In a Twitter update via its verified handle, the government agency said there are now 130,557 confirmed cases of the disease caused by the novel coronavirus in Nigeria.
A total of 103,712 people it stated, have so far been discharged from hospital, while the number of deaths so far is 1,578.
As of Saturday, more than 102.2 million cases of COVID-19 had been reported worldwide, with 56.5 million of those considered recovered or resolved, according to a tracking tool maintained by Johns Hopkins University. The global death toll stood at just over 2.2 million.
In Africa, according to the CBC, Algeria launched its COVID-19 vaccination campaign on Saturday in the town where the country’s first case of infection with the coronavirus was confirmed last March.
A 65-year-old retiree got the first shot of Russia’s Sputnik-V vaccine at a hospital in the town of Blida. Vaccines will start being administered in all regions of the country on Sunday. The campaign is set to start with health-care workers, the elderly and other vulnerable populations.

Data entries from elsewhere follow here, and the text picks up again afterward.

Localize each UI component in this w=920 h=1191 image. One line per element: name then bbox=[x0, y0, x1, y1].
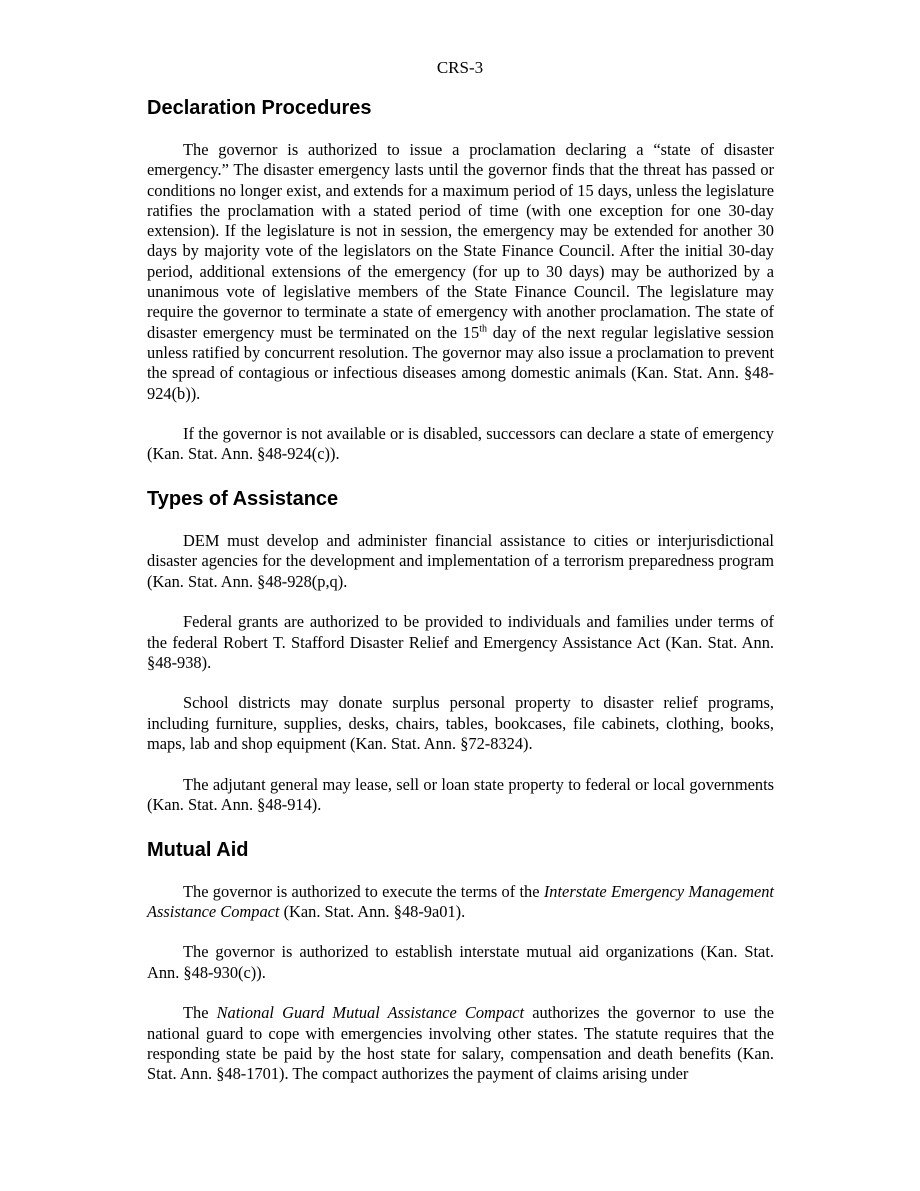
paragraph: The governor is authorized to establish interstate mutual aid organizations (Kan. Stat. Ann. §48-930(c)). bbox=[147, 942, 774, 982]
paragraph: Federal grants are authorized to be provided to individuals and families under terms of the federal Robert T. Stafford Disaster Relief and Emergency Assistance Act (Kan. Stat. Ann. §48-938). bbox=[147, 612, 774, 672]
paragraph bbox=[147, 1003, 774, 1084]
compact-title: National Guard Mutual Assistance Compact bbox=[216, 1003, 525, 1023]
paragraph-text: day of the next regular legislative session unless ratified by concurrent resolution. The governor may also issue a proclamation to prevent the spread of contagious or infectious diseases among domestic animals (Kan. Stat. Ann. §48-924(b)). bbox=[147, 322, 774, 403]
section-heading-mutual-aid: Mutual Aid bbox=[147, 838, 249, 861]
compact-title: Interstate Emergency Management Assistance Compact bbox=[147, 881, 774, 921]
section-heading-declaration: Declaration Procedures bbox=[147, 97, 372, 119]
paragraph bbox=[147, 882, 774, 923]
paragraph bbox=[147, 140, 774, 404]
paragraph-text: The governor is authorized to issue a proclamation declaring a “state of disaster emergency.” The disaster emergency lasts until the governor finds that the threat has passed or conditions no longer exist, and extends for a maximum period of 15 days, unless the legislature ratifies the proclamation with a stated period of time (with one exception for one 30-day extension). If the legislature is not in session, the emergency may be extended for another 30 days by majority vote of the legislators on the State Finance Council. After the initial 30-day period, additional extensions of the emergency (for up to 30 days) may be authorized by a unanimous vote of legislative members of the State Finance Council. The legislature may require the governor to terminate a state of emergency with another proclamation. The state of disaster emergency must be terminated on the 15 bbox=[147, 140, 774, 342]
paragraph-text: (Kan. Stat. Ann. §48-9a01). bbox=[279, 901, 466, 921]
paragraph: DEM must develop and administer financial assistance to cities or interjurisdictional disaster agencies for the development and implementation of a terrorism preparedness program (Kan. Stat. Ann. §48-928(p,q). bbox=[147, 531, 774, 591]
section-heading-assistance: Types of Assistance bbox=[147, 488, 339, 511]
superscript: th bbox=[479, 323, 487, 335]
paragraph: School districts may donate surplus personal property to disaster relief programs, including furniture, supplies, desks, chairs, tables, bookcases, file cabinets, clothing, books, maps, lab and shop equipment (Kan. Stat. Ann. §72-8324). bbox=[147, 693, 774, 754]
paragraph-text: The governor is authorized to execute the terms of the bbox=[183, 881, 544, 901]
paragraph: If the governor is not available or is disabled, successors can declare a state of emergency (Kan. Stat. Ann. §48-924(c)). bbox=[147, 424, 774, 464]
paragraph: The adjutant general may lease, sell or loan state property to federal or local governments (Kan. Stat. Ann. §48-914). bbox=[147, 774, 774, 814]
page-content bbox=[147, 96, 774, 1105]
page-header: CRS-3 bbox=[436, 58, 484, 77]
paragraph-text: The bbox=[183, 1003, 217, 1023]
paragraph-text: authorizes the governor to use the national guard to cope with emergencies involving other states. The statute requires that the responding state be paid by the host state for salary, compensation and death benefits (Kan. Stat. Ann. §48-1701). The compact authorizes the payment of claims arising under bbox=[147, 1003, 774, 1084]
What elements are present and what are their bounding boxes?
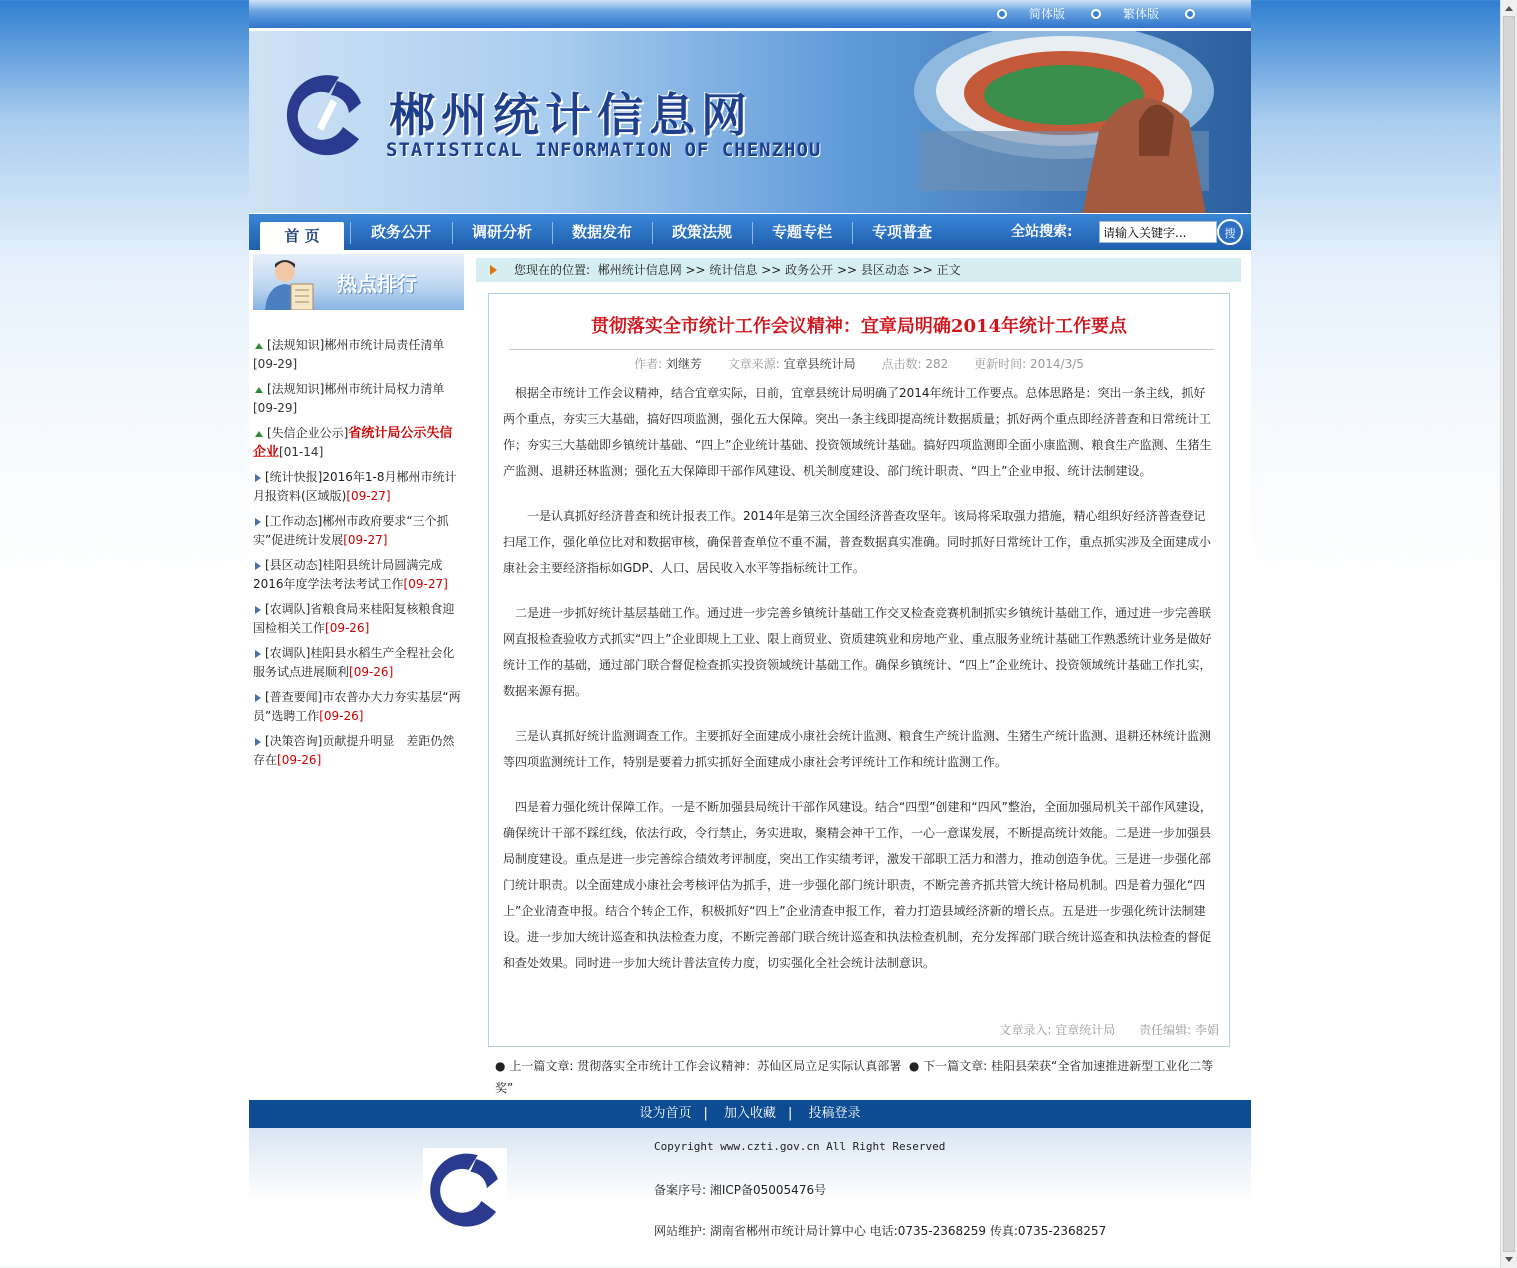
list-item[interactable] — [253, 512, 464, 550]
list-item-date: [09-26] — [277, 753, 322, 767]
list-item[interactable] — [253, 380, 464, 418]
list-item[interactable] — [253, 336, 464, 374]
stadium-image — [899, 31, 1229, 213]
hits-label: 点击数: — [881, 357, 922, 371]
site-title: 郴州统计信息网 — [389, 88, 753, 142]
breadcrumb-path[interactable]: 郴州统计信息网 >> 统计信息 >> 政务公开 >> 县区动态 >> 正文 — [597, 263, 961, 277]
scroll-thumb[interactable] — [1503, 16, 1515, 1252]
bullet-icon — [997, 9, 1007, 19]
scroll-down-icon[interactable] — [1505, 1257, 1513, 1262]
list-item-date: [09-29] — [253, 357, 298, 371]
nav-census[interactable]: 专项普查 — [871, 223, 932, 241]
bullet-icon: ● — [908, 1059, 920, 1073]
divider — [509, 349, 1214, 350]
list-item[interactable] — [253, 468, 464, 506]
arrow-right-icon — [255, 474, 261, 482]
arrow-up-icon — [255, 343, 263, 349]
vertical-scrollbar[interactable] — [1500, 0, 1517, 1268]
article-footer — [999, 1021, 1219, 1038]
entry-label: 文章录入: — [999, 1023, 1052, 1037]
list-item[interactable] — [253, 600, 464, 638]
list-item-title[interactable]: [工作动态]郴州市政府要求“三个抓实”促进统计发展 — [253, 514, 449, 547]
entry-value: 宜章统计局 — [1055, 1023, 1116, 1037]
arrow-right-icon — [490, 265, 497, 275]
list-item-date: [09-27] — [346, 489, 391, 503]
list-item[interactable] — [253, 688, 464, 726]
list-item-title[interactable]: [农调队]省粮食局来桂阳复核粮食迎国检相关工作 — [253, 602, 455, 635]
list-item[interactable] — [253, 732, 464, 770]
list-item-title[interactable]: [统计快报]2016年1-8月郴州市统计月报资料(区域版) — [253, 470, 457, 503]
sidebar-title: 热点排行 — [337, 272, 417, 296]
prev-article-link[interactable]: 贯彻落实全市统计工作会议精神：苏仙区局立足实际认真部署 — [577, 1059, 902, 1073]
traditional-link[interactable]: 繁体版 — [1123, 7, 1160, 21]
list-item[interactable] — [253, 556, 464, 594]
editor-value: 李娟 — [1194, 1023, 1219, 1037]
list-item-title[interactable]: 省统计局公示失信企业 — [253, 426, 453, 460]
sidebar-hot-ranking — [253, 254, 464, 774]
list-item-date: [01-14] — [279, 445, 324, 459]
scroll-up-icon[interactable] — [1505, 6, 1513, 11]
source-value: 宜章县统计局 — [783, 357, 856, 371]
simplified-link[interactable]: 简体版 — [1029, 7, 1066, 21]
editor-label: 责任编辑: — [1139, 1023, 1192, 1037]
main-nav — [249, 214, 1251, 250]
list-item-date: [09-26] — [319, 709, 364, 723]
top-bar — [249, 0, 1251, 28]
list-item-date: [09-27] — [343, 533, 388, 547]
list-item[interactable] — [253, 644, 464, 682]
list-item[interactable] — [253, 424, 464, 462]
maintainer-text: 网站维护: 湖南省郴州市统计局计算中心 电话:0735-2368259 传真:0735-2368257 — [654, 1224, 1107, 1238]
arrow-right-icon — [255, 518, 261, 526]
article-title: 贯彻落实全市统计工作会议精神：宜章局明确2014年统计工作要点 — [590, 316, 1128, 337]
footer-links: 设为首页 | 加入收藏 | 投稿登录 — [249, 1100, 1251, 1128]
copyright-text: Copyright www.czti.gov.cn All Right Reserved — [654, 1140, 946, 1153]
nav-special-topics[interactable]: 专题专栏 — [771, 223, 832, 241]
arrow-right-icon — [255, 562, 261, 570]
arrow-right-icon — [255, 606, 261, 614]
bullet-icon: ● — [495, 1059, 506, 1073]
search-label: 全站搜索: — [1011, 224, 1073, 240]
icp-text: 备案序号: 湘ICP备05005476号 — [654, 1183, 827, 1197]
arrow-right-icon — [255, 650, 261, 658]
list-item-date: [09-29] — [253, 401, 298, 415]
nav-research[interactable]: 调研分析 — [471, 223, 532, 241]
list-item-title[interactable]: [法规知识]郴州市统计局权力清单 — [267, 382, 445, 396]
article-paragraph: 三是认真抓好统计监测调查工作。主要抓好全面建成小康社会统计监测、粮食生产统计监测、生猪生产统计监测、退耕还林统计监测等四项监测统计工作，特别是要着力抓实抓好全面建成小康社会考评统计工作和统计监测工作。 — [503, 729, 1212, 769]
article-box — [488, 293, 1230, 1047]
next-label: 下一篇文章: — [923, 1059, 988, 1073]
updated-label: 更新时间: — [974, 357, 1027, 371]
sidebar-header — [253, 254, 464, 310]
updated-value: 2014/3/5 — [1030, 357, 1084, 371]
add-favorite-link[interactable]: 加入收藏 — [723, 1106, 776, 1121]
footer-info — [249, 1128, 1251, 1250]
article-paragraph: 四是着力强化统计保障工作。一是不断加强县局统计干部作风建设。结合“四型”创建和“四风”整治，全面加强局机关干部作风建设，确保统计干部不踩红线，依法行政，令行禁止，务实进取，聚精会神干工作，一心一意谋发展，不断提高统计效能。二是进一步加强县局制度建设。重点是进一步完善综合绩效考评制度，突出工作实绩考评，激发干部职工活力和潜力，推动创造争优。三是进一步强化部门统计职责。以全面建成小康社会考核评估为抓手，进一步强化部门统计职责，不断完善齐抓共管大统计格局机制。四是着力强化“四上”企业清查申报。结合个转企工作，积极抓好“四上”企业清查申报工作，着力打造县域经济新的增长点。五是进一步强化统计法制建设。进一步加大统计巡查和执法检查力度，不断完善部门联合统计巡查和执法检查机制，充分发挥部门联合统计巡查和执法检查的督促和查处效果。同时进一步加大统计普法宣传力度，切实强化全社会统计法制意识。 — [503, 800, 1212, 970]
list-item-date: [09-27] — [403, 577, 448, 591]
list-item-title[interactable]: [决策咨询]贡献提升明显 差距仍然存在 — [253, 734, 455, 767]
author-label: 作者: — [634, 357, 663, 371]
nav-data-release[interactable]: 数据发布 — [571, 223, 632, 241]
site-subtitle: STATISTICAL INFORMATION OF CHENZHOU — [386, 139, 822, 161]
arrow-right-icon — [255, 694, 261, 702]
article-body — [503, 380, 1215, 995]
next-article-link[interactable]: 桂阳县荣获“全省加速推进新型工业化二等奖” — [495, 1059, 1214, 1095]
person-avatar-icon — [261, 258, 321, 310]
prev-next-nav — [495, 1055, 1223, 1099]
nav-home[interactable]: 首 页 — [260, 222, 344, 250]
list-item-date: [09-26] — [349, 665, 394, 679]
footer-logo-icon — [421, 1148, 509, 1232]
article-paragraph: 根据全市统计工作会议精神，结合宜章实际，日前，宜章县统计局明确了2014年统计工作要点。总体思路是：突出一条主线，抓好两个重点，夯实三大基础，搞好四项监测，强化五大保障。突出一条主线即提高统计数据质量；抓好两个重点即经济普查和日常统计工作；夯实三大基础即乡镇统计基础、“四上”企业统计基础、投资领域统计基础。搞好四项监测即全面小康监测、粮食生产监测、生猪生产监测、退耕还林监测；强化五大保障即干部作风建设、机关制度建设、部门统计职责、“四上”企业申报、统计法制建设。 — [503, 386, 1212, 478]
hot-list — [253, 336, 464, 776]
nav-policies[interactable]: 政策法规 — [671, 223, 732, 241]
list-item-title[interactable]: [农调队]桂阳县水稻生产全程社会化服务试点进展顺利 — [253, 646, 455, 679]
bullet-icon — [1091, 9, 1101, 19]
article-paragraph: 二是进一步抓好统计基层基础工作。通过进一步完善乡镇统计基础工作交叉检查竞赛机制抓实乡镇统计基础工作，通过进一步完善联网直报检查验收方式抓实“四上”企业即规上工业、限上商贸业、资质建筑业和房地产业、重点服务业统计基础工作熟悉统计业务是做好统计工作的基础，通过部门联合督促检查抓实投资领域统计基础工作。确保乡镇统计、“四上”企业统计、投资领域统计基础工作扎实，数据来源有据。 — [503, 606, 1212, 698]
prev-label: 上一篇文章: — [509, 1059, 574, 1073]
site-logo-icon — [279, 69, 371, 161]
page-container — [249, 0, 1251, 1250]
arrow-up-icon — [255, 431, 263, 437]
article-meta — [489, 355, 1229, 372]
nav-government-affairs[interactable]: 政务公开 — [370, 223, 431, 241]
arrow-right-icon — [255, 738, 261, 746]
breadcrumb-label: 您现在的位置: — [514, 263, 591, 277]
search-input[interactable] — [1099, 221, 1217, 243]
article-paragraph: 一是认真抓好经济普查和统计报表工作。2014年是第三次全国经济普查攻坚年。该局将采取强力措施，精心组织好经济普查登记扫尾工作，强化单位比对和数据审核，确保普查单位不重不漏，普查数据真实准确。同时抓好日常统计工作，重点抓实涉及全面建成小康社会主要经济指标如GDP、人口、居民收入水平等指标统计工作。 — [503, 509, 1212, 575]
hits-value: 282 — [925, 357, 949, 371]
list-item-title[interactable]: [县区动态]桂阳县统计局圆满完成2016年度学法考法考试工作 — [253, 558, 443, 591]
breadcrumb-text[interactable] — [514, 258, 961, 282]
bullet-icon — [1185, 9, 1195, 19]
list-item-title[interactable]: [普查要闻]市农普办大力夯实基层“两员”选聘工作 — [253, 690, 461, 723]
set-homepage-link[interactable]: 设为首页 — [639, 1106, 692, 1121]
breadcrumb — [476, 258, 1241, 282]
submit-login-link[interactable]: 投稿登录 — [808, 1106, 861, 1121]
author-value: 刘继芳 — [665, 357, 702, 371]
arrow-up-icon — [255, 387, 263, 393]
list-item-date: [09-26] — [325, 621, 370, 635]
source-label: 文章来源: — [727, 357, 780, 371]
header-banner — [249, 31, 1251, 213]
list-item-category[interactable]: [失信企业公示] — [267, 426, 349, 440]
list-item-title[interactable]: [法规知识]郴州市统计局责任清单 — [267, 338, 445, 352]
search-button[interactable]: 搜 — [1217, 219, 1243, 245]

Meanwhile, in Europe, France on Sunday will close its borders to all but essential travel to and from countries outside the European Union, while arrivals from within the bloc will have to show a negative COVID-19 test. Large shopping malls will be shut and police patrols increased to enforce a 6 pm curfew.
In Asia, members of a World Health Organization team in China investigating the origins of the coronavirus pandemic have visited another Wuhan hospital that treated early coronavirus patients.
The facility was one of the city’s first to deal with patients suffering from a then-unknown virus and is a key part of the epidemiological history of the disease.
In the Americas, Cuban authorities said they will tighten measures against the spread of COVID-19, requiring tourists and others who visit the island to isolate at their own expense for several days until tests for the novel coronavirus come back negative.
Cuba had eased restrictions in November, opening airports to tourists and others, but the number of infections detected has risen sharply so far this month.